Think, if such a fate was said to have befallen all 650 members of parliament, and for good measure, 86 life peers as well, what then? What would the fuss be like?
That number of Post Office workers were prosecuted, between 2000 and 2014, based on a faulty computerised accounting system. Unlike Paterson, the 736 really do have a case; theirs was a terrible miscarriage of justice that resulted in many of them facing financial ruin, mental health issues and social ostracisation. Some went to prison, while others were fined.
This week, six more subpostmasters had their convictions quashed, bringing the total cleared so far to more than 50, with more to come. A government scheme to provide financial compensation to the workers is up to 400 cases.
Meanwhile, an official inquiry is getting underway, chaired by retired High Court judge Sir Wyn Williams. His team are formulating the substantive issues to be explored, with a view to starting oral hearings early next year and submitting their findings to the business secretary next autumn.
There are encouraging signs, notably the waiving of privilege this week by three key institutions involved: the Post Office, government and Fujitsu, designer of the dodgy Horizon software.
But there is a fourth pillar in this scandal that is not so ready to play ball. These are the lawyers that advised the Post Office on the bringing of prosecutions. They were employed in-house or from up to six external law firms.
The Department for Business, Energy and Industrial Strategy, which oversees the Post Office, is pressing for their legal advice to be excluded from the investigation. It’s claiming examining the role of the lawyers would be too time-consuming and is better dealt with via regulatory action or bringing negligence claims.
Legal ethics expert, Professor Richard Moorhead of Exeter University, who led a panel of academics making a submission to the inquiry, said this cannot be allowed to happen. “It might be the management asked the lawyers to make some of these problems go away or it may be the lawyers came to management and said, ‘I think we can help these problems go away’,” he said.
The contention of Prof Moorhead and his colleagues is that the pursuit of the Post Office workers was a “lawyering scandal” as much as it was an IT-based one. They’ve suggested that some of the work before and since prosecutions was done “incompetently or unethically”.

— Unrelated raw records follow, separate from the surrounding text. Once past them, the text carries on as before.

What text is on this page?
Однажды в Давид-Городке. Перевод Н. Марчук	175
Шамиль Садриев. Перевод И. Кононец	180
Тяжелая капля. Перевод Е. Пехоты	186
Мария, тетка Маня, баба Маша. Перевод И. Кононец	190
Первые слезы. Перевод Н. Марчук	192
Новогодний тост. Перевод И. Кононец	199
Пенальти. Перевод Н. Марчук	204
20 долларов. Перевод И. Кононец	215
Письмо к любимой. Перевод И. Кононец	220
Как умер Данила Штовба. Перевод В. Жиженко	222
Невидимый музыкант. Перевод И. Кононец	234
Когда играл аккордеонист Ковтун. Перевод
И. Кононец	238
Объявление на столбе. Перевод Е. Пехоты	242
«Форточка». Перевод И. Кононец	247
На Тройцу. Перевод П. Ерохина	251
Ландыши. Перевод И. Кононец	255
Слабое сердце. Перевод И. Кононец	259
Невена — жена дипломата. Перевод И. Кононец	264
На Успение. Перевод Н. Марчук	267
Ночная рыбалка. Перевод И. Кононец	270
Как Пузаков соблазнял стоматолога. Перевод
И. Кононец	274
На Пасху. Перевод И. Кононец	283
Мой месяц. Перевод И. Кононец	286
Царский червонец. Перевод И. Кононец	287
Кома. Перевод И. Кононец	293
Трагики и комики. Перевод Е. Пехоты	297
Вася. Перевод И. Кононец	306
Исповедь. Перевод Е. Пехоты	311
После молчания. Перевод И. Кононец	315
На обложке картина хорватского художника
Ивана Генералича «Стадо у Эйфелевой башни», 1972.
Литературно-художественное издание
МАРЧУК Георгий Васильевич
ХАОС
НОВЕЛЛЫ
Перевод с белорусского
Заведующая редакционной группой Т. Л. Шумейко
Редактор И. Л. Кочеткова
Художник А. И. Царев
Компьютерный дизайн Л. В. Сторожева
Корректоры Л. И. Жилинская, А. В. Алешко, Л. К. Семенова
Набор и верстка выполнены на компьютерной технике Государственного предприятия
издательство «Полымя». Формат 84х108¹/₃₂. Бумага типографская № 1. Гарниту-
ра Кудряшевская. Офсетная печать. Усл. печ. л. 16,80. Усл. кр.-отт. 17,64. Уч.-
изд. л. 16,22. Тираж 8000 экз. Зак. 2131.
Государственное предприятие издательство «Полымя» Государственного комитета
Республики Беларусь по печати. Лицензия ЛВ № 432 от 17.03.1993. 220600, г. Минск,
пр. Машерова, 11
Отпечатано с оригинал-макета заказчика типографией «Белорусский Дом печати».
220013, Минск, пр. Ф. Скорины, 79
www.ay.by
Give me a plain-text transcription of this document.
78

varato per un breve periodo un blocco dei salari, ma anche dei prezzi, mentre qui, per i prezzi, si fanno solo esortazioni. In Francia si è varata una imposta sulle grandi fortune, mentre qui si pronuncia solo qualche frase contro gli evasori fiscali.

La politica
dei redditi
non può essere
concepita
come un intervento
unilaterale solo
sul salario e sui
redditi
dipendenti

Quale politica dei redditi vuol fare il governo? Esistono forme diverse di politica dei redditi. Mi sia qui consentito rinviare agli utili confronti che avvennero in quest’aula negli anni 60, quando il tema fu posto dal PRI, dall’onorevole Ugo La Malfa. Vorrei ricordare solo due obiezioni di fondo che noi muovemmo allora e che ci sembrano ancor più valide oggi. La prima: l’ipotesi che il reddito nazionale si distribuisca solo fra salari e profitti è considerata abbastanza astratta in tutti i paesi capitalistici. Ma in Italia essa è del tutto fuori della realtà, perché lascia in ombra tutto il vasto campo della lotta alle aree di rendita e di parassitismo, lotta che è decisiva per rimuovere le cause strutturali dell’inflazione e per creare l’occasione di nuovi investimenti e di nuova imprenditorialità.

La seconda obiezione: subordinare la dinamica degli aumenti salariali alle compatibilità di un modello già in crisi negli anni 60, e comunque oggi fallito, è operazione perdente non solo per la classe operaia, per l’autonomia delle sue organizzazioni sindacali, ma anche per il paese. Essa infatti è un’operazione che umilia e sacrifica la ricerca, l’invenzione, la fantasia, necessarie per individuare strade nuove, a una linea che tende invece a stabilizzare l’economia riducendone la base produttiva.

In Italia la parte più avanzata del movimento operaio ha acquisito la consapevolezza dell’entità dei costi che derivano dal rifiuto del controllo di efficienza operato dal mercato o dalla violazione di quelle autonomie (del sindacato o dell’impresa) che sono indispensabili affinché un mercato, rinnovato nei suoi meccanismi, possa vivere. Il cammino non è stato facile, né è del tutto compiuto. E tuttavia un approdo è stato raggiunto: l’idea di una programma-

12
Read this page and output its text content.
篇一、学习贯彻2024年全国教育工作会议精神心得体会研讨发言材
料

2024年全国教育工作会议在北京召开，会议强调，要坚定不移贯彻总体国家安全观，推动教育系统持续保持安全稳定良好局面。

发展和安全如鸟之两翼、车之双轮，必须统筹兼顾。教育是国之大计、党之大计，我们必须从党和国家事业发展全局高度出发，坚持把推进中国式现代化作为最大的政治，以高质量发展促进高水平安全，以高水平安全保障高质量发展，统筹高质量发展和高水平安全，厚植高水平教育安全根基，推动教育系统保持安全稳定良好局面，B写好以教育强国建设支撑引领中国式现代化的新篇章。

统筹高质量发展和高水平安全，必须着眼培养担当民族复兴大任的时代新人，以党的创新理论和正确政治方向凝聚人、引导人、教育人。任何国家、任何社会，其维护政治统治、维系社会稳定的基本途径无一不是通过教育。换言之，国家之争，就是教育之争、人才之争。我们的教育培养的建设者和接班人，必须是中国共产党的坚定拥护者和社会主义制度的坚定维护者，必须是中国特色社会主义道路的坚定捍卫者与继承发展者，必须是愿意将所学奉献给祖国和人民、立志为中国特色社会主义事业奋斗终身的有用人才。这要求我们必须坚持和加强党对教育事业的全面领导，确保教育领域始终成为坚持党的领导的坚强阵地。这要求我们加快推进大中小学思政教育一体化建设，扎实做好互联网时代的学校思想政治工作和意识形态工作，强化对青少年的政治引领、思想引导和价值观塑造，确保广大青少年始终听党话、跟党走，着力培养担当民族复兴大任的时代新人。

Ever since the late Robert Maxwell’s lawyers successfully argued in 1969 that he be allowed to respond to intended criticisms of him in an official report before publication, our procedure for holding inquiries and reviews has been mired in legal process. Maxwell was slated in a Department of Trade and Industry report as being “unfit to hold the stewardship of a public company”. The publishing tycoon went to court and the judge found that the DTI had “virtually committed the business murder of Maxwell”.
Following the verdict, to avoid future subjects of reports doing the same, the policy was changed so they can be shown extracts from the report about them. What occurs then, of course, is that their lawyers wade in, complaining about what will be said and the report is watered down. It’s known as “Maxwellisation”. Given that Maxwell was subsequently discovered to have committed major fraud, it’s an unfortunate term, to say the least.
Clearly, the judge did not know then what was later unearthed regarding Maxwell’s business dealings. But his comment about the government committing business murder of the crook nevertheless does seem faintly ridiculous.
Unfortunately, in such inquiries, the lawyers and legal process rule the roost. It’s time this was changed. The Post Office scandal presents a situation in which legal privilege is being dropped. That’s all well and fine. But at the same time, the government is pressing for whole swathes of engagement between client and lawyer (the Post Office and its legal teams) to be taken away from the Williams review completely.
Behind the scenes, the lawyers are doubtlessly putting up a very strong fight as to why their conduct ought to be excluded. They will be claiming it’s being viewed out of context, that it may prejudice other proceedings or that the counsel they gave was done so on the ground it was privileged.
These are lines that are familiar to anyone who has been involved with similar probes over the years. The lawyers were all over Leveson, Chilcot and others. Their specialty is prevarication and obfuscation; they’re masters of the craft.
In this instance, it’s more invidious, in that the government department batting for the lawyers is the one that will receive Williams’s eventual report. At the heart of it all, are innocent Post Office employees whose lives were ruined. It’s vital that we know how much of what unfolded against them was really down to IT error and how much was down to humans at the Post Office pushing its lawyers, or the lawyers champing at the bit.
Williams should stand his ground and not allow the lawyers their say. They are the focus of his inquiry, as much as computer technology.